Le nuove logiche di marketing richiedono un marchio che sia appetibile su tutti i mercati mondiali e che possa quindi comunicare con target differenti: un logo moderno, semplice e funzionale.
Negli ultimi anni molti club hanno deciso di attuare strategie di rebranding, alcune effettuando cambiamenti radicali che hanno sollevato molte polemiche tra i propri fan, altre invece modificando solo alcuni dettagli.

Rebranding radicale

Quando parliamo di cambiamento radicale è proprio al nuovo logo della Juventus che facciamo riferimento. Il 1° luglio è partita ufficialmente una nuova era per i bianconeri con il passaggio definitivo al nuovo stemma ideato da Interbrand, azienda leader nella brand consultancy che si è aggiudicata il bando per la realizzazione della nuova immagine di Juventus.
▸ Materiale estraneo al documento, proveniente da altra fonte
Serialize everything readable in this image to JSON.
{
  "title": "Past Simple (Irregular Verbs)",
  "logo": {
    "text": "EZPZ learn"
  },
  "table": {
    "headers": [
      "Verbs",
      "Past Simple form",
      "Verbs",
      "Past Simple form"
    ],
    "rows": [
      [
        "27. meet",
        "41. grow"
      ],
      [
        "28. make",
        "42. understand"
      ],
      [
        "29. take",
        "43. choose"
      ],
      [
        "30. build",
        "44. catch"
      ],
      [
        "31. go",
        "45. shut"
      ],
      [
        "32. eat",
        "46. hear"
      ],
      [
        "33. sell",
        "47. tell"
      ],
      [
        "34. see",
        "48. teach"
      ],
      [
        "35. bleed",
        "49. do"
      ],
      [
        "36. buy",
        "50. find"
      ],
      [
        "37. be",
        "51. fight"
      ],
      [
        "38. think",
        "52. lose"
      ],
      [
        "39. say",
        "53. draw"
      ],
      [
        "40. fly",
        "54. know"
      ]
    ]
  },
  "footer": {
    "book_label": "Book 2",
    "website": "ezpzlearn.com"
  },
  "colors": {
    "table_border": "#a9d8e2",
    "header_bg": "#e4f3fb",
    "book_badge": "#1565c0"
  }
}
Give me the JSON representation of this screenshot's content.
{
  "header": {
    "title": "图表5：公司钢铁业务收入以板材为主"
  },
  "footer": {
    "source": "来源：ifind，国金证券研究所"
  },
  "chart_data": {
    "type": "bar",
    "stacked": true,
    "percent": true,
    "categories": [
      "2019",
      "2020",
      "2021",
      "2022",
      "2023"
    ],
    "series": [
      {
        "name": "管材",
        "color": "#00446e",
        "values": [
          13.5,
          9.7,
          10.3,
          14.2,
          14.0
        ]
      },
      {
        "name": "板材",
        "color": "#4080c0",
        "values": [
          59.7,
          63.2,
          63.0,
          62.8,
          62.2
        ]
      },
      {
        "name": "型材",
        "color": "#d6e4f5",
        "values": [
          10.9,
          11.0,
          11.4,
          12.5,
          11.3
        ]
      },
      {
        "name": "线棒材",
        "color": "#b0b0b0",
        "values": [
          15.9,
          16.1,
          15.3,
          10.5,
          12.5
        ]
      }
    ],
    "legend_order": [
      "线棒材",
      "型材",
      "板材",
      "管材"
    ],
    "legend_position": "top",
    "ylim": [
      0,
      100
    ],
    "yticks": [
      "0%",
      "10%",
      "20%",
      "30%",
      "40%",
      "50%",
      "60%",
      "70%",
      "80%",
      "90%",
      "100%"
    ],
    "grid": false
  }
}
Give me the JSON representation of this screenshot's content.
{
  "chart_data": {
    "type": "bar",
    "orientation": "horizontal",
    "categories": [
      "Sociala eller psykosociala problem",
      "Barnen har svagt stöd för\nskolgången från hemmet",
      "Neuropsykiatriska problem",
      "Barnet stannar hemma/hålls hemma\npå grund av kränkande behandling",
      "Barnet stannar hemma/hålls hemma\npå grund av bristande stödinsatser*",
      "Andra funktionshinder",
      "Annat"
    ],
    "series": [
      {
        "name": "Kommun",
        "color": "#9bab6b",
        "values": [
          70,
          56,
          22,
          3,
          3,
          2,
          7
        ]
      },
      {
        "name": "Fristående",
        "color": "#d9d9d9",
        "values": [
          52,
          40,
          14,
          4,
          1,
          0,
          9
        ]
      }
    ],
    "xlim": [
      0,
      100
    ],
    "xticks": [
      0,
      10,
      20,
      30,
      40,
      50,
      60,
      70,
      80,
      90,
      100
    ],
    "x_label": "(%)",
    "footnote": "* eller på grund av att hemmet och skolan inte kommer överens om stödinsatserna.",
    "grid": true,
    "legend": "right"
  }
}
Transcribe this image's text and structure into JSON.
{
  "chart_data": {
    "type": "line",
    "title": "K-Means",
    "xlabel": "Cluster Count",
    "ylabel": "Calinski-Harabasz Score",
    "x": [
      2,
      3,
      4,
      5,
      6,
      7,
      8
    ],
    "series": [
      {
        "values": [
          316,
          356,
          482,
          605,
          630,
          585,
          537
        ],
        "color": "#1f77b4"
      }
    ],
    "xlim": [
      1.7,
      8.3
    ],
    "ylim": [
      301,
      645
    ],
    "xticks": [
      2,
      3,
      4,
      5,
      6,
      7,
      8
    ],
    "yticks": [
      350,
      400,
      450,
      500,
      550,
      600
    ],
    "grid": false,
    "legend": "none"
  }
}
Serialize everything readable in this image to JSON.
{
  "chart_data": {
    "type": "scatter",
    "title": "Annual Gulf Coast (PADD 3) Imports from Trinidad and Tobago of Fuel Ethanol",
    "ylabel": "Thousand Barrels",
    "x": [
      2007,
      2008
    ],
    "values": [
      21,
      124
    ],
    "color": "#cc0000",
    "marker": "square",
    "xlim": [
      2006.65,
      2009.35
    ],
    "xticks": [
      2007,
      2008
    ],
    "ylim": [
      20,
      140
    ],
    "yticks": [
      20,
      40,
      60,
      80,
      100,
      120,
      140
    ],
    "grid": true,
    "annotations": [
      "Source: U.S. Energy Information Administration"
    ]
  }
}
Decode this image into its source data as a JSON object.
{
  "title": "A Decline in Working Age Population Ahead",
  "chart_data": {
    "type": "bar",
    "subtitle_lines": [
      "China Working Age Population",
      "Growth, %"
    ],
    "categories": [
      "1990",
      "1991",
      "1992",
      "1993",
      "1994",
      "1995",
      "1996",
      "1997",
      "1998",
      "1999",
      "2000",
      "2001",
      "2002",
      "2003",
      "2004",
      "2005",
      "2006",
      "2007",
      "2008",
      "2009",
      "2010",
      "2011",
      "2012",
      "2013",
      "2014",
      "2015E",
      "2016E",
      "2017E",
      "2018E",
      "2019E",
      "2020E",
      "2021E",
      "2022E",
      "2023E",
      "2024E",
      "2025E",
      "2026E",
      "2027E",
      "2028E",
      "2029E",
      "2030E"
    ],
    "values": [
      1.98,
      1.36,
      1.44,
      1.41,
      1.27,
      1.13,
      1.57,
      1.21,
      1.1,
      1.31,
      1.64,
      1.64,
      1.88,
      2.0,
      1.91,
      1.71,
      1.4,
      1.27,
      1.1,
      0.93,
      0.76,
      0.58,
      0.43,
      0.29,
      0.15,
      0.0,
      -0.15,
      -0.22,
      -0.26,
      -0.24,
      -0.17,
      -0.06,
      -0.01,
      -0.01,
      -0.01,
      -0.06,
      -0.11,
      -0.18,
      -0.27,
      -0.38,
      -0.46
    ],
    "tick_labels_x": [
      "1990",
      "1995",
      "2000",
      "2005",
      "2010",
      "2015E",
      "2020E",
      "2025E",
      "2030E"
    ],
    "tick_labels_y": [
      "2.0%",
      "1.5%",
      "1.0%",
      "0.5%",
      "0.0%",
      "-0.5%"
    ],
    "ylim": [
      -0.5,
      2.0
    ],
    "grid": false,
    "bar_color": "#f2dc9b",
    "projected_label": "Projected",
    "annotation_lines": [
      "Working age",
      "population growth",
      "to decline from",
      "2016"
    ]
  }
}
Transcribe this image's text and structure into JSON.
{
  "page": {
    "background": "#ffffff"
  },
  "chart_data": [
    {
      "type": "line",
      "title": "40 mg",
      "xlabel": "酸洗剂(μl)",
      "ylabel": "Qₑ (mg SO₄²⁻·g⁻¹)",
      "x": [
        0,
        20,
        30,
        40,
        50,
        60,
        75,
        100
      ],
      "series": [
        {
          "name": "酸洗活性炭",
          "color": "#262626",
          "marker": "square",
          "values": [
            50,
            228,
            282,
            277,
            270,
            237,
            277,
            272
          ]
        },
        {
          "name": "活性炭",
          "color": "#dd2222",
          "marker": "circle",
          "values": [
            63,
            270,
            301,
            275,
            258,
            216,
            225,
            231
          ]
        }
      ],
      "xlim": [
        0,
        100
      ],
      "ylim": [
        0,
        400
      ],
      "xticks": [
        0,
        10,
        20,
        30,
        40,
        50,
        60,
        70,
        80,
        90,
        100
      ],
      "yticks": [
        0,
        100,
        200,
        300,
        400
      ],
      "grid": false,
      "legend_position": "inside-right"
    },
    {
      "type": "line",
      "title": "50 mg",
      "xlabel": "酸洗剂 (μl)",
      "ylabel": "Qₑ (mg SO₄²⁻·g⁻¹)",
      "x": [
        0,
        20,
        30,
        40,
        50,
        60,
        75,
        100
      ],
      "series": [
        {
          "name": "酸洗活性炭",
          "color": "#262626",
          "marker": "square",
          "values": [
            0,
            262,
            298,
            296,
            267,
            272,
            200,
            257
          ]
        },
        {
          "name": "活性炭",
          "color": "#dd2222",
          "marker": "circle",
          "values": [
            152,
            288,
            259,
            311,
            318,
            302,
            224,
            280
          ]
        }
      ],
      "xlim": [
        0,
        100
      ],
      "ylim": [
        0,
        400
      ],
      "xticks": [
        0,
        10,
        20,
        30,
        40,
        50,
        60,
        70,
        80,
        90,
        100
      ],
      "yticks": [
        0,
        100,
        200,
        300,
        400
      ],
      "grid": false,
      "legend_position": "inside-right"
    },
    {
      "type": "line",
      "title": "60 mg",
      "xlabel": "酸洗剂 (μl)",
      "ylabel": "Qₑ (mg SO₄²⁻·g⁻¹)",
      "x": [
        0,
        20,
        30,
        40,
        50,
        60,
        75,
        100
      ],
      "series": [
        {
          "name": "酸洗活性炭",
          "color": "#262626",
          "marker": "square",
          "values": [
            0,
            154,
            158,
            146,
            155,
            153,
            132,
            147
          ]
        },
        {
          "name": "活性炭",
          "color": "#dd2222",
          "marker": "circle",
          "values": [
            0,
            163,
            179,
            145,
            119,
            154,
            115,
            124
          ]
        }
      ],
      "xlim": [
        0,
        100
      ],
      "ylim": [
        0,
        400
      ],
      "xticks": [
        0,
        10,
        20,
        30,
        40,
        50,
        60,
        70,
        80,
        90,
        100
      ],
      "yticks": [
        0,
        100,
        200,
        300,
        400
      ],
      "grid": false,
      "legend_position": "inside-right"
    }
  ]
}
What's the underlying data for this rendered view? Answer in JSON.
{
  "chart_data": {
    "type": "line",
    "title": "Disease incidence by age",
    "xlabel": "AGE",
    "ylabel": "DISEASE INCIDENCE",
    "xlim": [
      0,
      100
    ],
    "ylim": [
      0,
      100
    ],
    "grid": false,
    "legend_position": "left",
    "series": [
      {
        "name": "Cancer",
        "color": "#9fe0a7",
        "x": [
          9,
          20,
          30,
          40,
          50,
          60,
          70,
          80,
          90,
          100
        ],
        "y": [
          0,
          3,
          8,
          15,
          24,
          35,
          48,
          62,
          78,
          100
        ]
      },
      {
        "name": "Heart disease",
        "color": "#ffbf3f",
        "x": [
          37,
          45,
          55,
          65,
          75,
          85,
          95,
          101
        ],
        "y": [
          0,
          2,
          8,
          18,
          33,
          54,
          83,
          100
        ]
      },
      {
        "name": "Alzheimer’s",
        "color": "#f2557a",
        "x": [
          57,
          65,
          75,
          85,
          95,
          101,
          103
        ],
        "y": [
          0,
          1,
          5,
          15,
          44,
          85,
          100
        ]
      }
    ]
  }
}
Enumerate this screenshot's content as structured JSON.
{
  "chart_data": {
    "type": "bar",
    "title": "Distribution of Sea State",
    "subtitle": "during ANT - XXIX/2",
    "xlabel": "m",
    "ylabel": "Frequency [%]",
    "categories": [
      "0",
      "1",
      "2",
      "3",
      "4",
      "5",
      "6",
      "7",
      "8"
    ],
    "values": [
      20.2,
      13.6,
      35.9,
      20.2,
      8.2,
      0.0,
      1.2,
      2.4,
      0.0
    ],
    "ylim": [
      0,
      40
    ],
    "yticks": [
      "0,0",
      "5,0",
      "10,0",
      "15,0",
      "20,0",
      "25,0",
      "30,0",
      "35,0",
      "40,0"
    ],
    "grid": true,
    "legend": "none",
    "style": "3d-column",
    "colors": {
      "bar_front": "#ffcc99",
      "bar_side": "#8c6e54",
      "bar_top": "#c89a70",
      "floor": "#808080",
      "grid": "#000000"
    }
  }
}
Presentato a gennaio, al Museo della scienza e della tecnologia di Milano all’evento “Black and White and more”, la scelta della dirigenza juventina ha subito attirato su di se parecchie critiche, con i tifosi bianconeri che hanno palesato il loro malcontento sui social network, accusando la società di aver escluso ogni riferimento alla tradizione e alla città di Torino, prima presente nel simbolo del club tramite il toro, lontano quindi dalla storia e da quel senso di appartenenza che dovrebbe essere trasmesso ai tifosi.

rebranding juventus

Il nuovo logo riporta i tre elementi che costituiscono l’essenza del Dna juventino: le strisce bianconere, lo scudetto simbolo della vittoria, e la J, iniziale del nome Juventus, tanto cara a Giovanni Agnelli che una volta disse: ”Mi emoziono ogni volta che vedo sui giornali una parola che inizia per J”.
Un logo semplice, leggibile, riconoscibile, pensato per essere utilizzato su varie forme di merchandising: dall’abbigliamento sportivo a quello formale, allo streetwear. Perché questo è ciò che chiede oggi il mercato. La Juventus ha così associato a sé la decima lettera dell’alfabeto, così come fatto in passato da altri brand come Google e McDonald.
Una scelta che rivela come la società sia al passo con i tempi e al livello delle big d’Europa. E pazienza, se i tifosi non sono d’accordo, alla fine è la storia di tutti i giorni, quando vengono compiute scelte coraggiose e stravolgenti. Ma come diceva quel genio di Oscar Wilde “bene o male, purché se ne parli”.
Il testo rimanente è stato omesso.